Business Columns & Blogs

Organizations, individuals make a major difference in 2018, and deserve kudos

Jerry Brady
Jerry Brady

Preparing one column each month means leaving behind many worthy stories. So as 2018 expires, here’s a hit parade of people and organizations deserving of a full tribute this year:

▪  The residents of the Blue Heaven Trailer Park in Boise. Their intelligent, witty and compelling protest of a proposed fuel depot next door prompted the Planning and Zoning Commission to take their side – a brave decision by the commission. Were he around to update his 1943 “Freedom of Speech” painting, Norman Rockwell could illustrate that democracy is still very much alive using this one story.

▪  The Boise Bike Project. Engaging prison inmates to recondition bicycles for refugees this year was surely one of the smartest of this organization’s many contributions over the years.

▪  The St. Vincent de Paul Society. In 2018 the society and cooperating churches welcomed back into the Treasure Valley 576 newly released state prisoners. It does this in a home-visit, faith-based way. And surely this compassion in action is vastly more cost-effective than the state’s expensive criminal justice system.

▪  Andy Scoggins. This Albertsons executive and his wife refused to sell to CVS the apartments they own near 16th and State Street in Boise when the drugstore giant came calling. Instead, rents will remain low for dozens of tenants, while rising rapidly elsewhere as California corporations swoop into Boise.

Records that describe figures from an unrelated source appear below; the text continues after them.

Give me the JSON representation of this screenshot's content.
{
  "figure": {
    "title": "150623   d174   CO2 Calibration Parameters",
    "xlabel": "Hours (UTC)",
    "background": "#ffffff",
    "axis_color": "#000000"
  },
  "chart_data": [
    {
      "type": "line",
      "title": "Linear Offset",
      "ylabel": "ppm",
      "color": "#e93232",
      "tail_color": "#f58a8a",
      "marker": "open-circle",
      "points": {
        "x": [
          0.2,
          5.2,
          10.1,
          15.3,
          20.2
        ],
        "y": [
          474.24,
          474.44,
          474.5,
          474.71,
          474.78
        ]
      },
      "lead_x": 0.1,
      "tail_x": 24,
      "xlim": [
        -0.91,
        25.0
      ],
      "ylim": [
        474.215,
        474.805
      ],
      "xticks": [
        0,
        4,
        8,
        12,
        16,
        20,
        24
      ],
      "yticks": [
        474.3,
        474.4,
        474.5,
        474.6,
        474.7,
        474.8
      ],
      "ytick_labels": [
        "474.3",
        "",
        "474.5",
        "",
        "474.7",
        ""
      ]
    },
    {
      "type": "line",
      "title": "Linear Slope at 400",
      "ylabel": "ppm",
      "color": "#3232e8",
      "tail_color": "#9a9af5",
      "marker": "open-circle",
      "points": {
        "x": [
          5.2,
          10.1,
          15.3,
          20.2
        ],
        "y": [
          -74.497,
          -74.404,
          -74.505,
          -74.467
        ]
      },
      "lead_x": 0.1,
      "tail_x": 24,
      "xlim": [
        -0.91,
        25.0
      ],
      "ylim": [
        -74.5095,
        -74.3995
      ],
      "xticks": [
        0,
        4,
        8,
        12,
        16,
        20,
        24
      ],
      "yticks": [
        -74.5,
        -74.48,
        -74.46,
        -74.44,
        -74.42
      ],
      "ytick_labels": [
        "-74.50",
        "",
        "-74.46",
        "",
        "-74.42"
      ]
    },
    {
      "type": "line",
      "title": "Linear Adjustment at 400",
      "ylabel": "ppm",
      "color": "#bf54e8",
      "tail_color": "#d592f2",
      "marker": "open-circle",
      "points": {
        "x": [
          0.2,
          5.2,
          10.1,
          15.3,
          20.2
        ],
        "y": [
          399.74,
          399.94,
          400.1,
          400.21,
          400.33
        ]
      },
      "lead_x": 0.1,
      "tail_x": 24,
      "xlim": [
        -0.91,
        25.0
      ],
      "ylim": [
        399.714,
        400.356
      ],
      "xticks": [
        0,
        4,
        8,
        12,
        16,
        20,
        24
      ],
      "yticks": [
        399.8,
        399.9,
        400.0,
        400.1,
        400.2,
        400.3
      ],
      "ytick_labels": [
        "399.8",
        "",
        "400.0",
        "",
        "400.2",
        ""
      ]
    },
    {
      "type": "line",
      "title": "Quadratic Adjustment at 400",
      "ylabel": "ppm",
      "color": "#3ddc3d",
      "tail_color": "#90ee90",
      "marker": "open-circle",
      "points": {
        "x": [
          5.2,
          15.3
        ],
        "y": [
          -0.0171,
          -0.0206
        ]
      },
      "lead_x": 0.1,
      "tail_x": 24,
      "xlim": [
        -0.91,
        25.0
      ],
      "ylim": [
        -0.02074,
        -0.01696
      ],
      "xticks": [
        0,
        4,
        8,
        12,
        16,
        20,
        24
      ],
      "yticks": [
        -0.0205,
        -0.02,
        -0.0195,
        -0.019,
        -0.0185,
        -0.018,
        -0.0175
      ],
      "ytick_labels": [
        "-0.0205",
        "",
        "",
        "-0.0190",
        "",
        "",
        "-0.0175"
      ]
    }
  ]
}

▪  Nampa Republican Rep. Christy Perry. When criticized for championing medical insurance for the uninsured via Medicaid expansion, Perry told the Idaho House: “I don’t give a damn what anyone thinks of me. I am here to represent my people ... who have cried” to have some progress made on health care. Idahoans overwhelmingly supported her cause in November.

▪  Caldwell Mayor Garret Nancolas. Since taking office in 1997, Nancolas has transformed Caldwell from one of the worst cities in Idaho to a job-rich, vibrant community. This year made clear that Caldwell’s downtown is rocking and its industrial zones thriving.

▪  The United Way of Treasure Valley. United Ways typically just give out grants in useful but often scattershot fashion. This one digs deep into big problems and takes the lead. Example: Working with the city of Caldwell, its school system and the YMCA, a consortium is steadily improving everything from early childhood education to college readiness for Caldwell children and families often left behind. Boise’s most challenged schools are benefiting as well.